MicroRNA expression profiles were collected from a recently published comprehensive cloning and sequencing
effort of 172 human, 64 mouse and 16 rat small RNA libraries extracted from major organs and cell types
(Landgraf et al., Cell, 129, (2007), 1401-1414). Expression values represent the number of cloned mature
microRNAs that were sequenced in each library and reported as clone counts. The counts are normalized
by the total number of microRNAs that were cloned in each library.
Prediction parameters
Predictions were generated using the 2004 version of the miRanda algorithm (John et al., PLoS Biology, 2, (2004), e363)
with the following command-line options:
Score cutoff S>= 140
Energy cutoff E<= -7.0
Gap opening: -9.0
Gap extension -4.0
5' scaling: 4
The miRNA:mRNA alignment scores are based on optimization of a sum of match values using a dynamic
programming algorithm using the following single-position match values (base-pairing values):
A:U = 5
G:C = 5
G:U = 1
All other base pairs (mismatches) = -3
The match value s(i) is multiplied by a position specific weight w(i) before being evaluated in the alignment algorithm.

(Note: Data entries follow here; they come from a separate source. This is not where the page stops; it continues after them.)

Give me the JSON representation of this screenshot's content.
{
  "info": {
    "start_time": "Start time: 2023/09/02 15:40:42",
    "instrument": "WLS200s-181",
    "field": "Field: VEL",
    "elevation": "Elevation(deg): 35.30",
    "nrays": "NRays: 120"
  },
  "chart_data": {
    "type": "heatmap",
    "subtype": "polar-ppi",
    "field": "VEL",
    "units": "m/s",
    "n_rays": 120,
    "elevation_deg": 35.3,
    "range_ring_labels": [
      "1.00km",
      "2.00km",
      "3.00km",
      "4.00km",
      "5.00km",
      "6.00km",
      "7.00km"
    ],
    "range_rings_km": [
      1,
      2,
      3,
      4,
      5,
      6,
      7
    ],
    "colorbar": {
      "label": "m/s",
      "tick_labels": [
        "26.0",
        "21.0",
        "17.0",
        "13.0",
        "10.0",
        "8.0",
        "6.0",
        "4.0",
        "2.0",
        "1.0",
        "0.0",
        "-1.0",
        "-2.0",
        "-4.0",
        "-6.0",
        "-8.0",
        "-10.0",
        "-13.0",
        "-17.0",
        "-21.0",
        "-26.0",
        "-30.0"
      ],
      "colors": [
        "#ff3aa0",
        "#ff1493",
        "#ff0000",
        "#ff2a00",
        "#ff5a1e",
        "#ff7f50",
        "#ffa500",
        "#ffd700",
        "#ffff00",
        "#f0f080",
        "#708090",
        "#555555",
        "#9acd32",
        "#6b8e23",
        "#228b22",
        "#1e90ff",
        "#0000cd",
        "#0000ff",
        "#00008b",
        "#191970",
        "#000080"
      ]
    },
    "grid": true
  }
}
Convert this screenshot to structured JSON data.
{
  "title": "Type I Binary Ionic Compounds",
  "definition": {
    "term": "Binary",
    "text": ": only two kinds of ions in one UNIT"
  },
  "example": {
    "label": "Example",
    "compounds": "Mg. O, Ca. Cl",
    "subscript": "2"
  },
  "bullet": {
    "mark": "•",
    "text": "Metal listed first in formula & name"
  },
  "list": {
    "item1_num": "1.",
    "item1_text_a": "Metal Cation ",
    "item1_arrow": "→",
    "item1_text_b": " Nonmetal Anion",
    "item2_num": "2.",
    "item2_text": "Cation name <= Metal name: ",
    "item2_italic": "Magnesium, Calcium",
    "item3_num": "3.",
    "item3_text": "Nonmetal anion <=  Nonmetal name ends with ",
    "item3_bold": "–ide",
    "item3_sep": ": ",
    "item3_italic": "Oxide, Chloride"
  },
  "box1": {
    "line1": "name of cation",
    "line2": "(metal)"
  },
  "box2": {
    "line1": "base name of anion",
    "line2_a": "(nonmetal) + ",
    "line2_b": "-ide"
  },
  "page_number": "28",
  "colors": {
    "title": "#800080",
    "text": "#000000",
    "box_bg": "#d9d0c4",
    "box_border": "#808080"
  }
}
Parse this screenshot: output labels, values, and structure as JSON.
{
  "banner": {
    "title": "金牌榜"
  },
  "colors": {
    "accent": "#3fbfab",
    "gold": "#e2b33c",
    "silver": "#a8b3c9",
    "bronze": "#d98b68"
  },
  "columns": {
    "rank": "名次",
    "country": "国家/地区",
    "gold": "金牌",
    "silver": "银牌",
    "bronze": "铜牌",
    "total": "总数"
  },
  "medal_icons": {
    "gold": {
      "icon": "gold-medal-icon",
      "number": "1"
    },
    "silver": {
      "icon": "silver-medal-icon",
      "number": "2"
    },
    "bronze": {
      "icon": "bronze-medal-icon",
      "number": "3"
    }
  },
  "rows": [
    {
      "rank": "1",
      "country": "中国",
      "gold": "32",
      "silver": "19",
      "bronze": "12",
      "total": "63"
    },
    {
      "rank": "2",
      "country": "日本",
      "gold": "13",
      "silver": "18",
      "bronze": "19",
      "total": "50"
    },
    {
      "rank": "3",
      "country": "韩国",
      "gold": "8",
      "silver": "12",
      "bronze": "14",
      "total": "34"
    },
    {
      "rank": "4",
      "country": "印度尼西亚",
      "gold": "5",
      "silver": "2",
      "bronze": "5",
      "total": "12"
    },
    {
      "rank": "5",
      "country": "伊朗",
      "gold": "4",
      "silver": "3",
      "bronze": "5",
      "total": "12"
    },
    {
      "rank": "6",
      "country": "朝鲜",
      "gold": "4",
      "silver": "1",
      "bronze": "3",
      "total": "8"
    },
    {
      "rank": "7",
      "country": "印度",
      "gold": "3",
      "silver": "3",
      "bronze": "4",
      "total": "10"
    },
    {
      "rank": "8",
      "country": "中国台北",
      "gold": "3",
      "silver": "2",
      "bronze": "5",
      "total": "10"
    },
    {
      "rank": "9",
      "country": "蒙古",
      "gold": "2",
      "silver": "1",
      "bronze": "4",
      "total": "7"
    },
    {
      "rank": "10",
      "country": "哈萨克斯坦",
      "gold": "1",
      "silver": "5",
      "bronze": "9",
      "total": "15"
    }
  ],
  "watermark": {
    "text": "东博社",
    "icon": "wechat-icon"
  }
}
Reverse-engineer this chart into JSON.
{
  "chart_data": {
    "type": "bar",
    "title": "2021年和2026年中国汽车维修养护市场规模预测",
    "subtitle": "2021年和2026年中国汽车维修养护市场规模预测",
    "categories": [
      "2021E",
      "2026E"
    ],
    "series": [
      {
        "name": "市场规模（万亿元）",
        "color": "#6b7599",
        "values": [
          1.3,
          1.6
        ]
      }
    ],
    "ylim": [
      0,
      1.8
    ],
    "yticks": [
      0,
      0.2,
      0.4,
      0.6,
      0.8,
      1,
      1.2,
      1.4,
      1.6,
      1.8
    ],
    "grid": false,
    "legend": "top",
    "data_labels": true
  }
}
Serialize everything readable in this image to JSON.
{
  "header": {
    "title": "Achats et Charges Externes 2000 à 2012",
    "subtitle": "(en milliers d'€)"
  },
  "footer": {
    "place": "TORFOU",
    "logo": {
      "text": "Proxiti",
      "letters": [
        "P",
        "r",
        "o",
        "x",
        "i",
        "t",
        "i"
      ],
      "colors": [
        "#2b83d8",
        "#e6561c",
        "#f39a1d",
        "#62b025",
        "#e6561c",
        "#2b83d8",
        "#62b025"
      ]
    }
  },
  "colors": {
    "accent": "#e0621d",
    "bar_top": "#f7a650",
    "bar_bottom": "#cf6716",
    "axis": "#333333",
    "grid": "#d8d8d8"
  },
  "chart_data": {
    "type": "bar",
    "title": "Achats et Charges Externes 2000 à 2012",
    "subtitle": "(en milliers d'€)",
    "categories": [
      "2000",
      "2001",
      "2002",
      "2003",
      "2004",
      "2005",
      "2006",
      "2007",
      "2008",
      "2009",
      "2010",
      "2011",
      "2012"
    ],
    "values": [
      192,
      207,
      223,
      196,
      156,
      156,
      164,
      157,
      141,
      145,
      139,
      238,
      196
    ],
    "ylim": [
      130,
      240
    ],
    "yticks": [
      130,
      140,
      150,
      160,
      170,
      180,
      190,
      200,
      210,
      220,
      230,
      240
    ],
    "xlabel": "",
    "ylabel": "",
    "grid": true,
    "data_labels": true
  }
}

The position specific weights reflect the non-homogeneous effect of different positions,
such as the importance of the 'seed' or 'nucleus' generally defined as positions 2-8.
Thus the total score S for a particular alignment is
S = SUM(over i) [ w(i) s(i) ]
where the sum is taken along the alignment trace
(which may include bulges, i.e., unpaired nucleotides, in one of the sequences, evaluated as 'gaps').
| Position s(i) | Weight w(i) |
| 1 | 1.0 |
| 2-8 | 4.0 |
| 9-21 | 1.0 |
Note that a perfect heptamer match in positions 2-8 corresponds to a score of 140 (5*4*7),
where 5 reflects a match, 4 the positional weight and 7 the number of positions.
Caveat:
These base-pairing scores were optimized against a limited set of validated targets.
We are currently (early 2008) in the process of refining these values and will probably refine the parameters by mid-2008.
Therefore, target predictions may differ in subsequent releases. Users will have access to previous, archived releases through
links on the website.
Conservation
We used PhastCons conservation score, which measures the evolutionary conservation of sequence blocks across
multiple vertebrates using a phylogenetic hidden Markov model (Siepel et al., Genome research, 15, (2005),
1034-1050.), to filter out less conserved predicted target sites. Target sites are filtered for PhastCons 0.57,
which roughly corresponds to conservation across all mammals.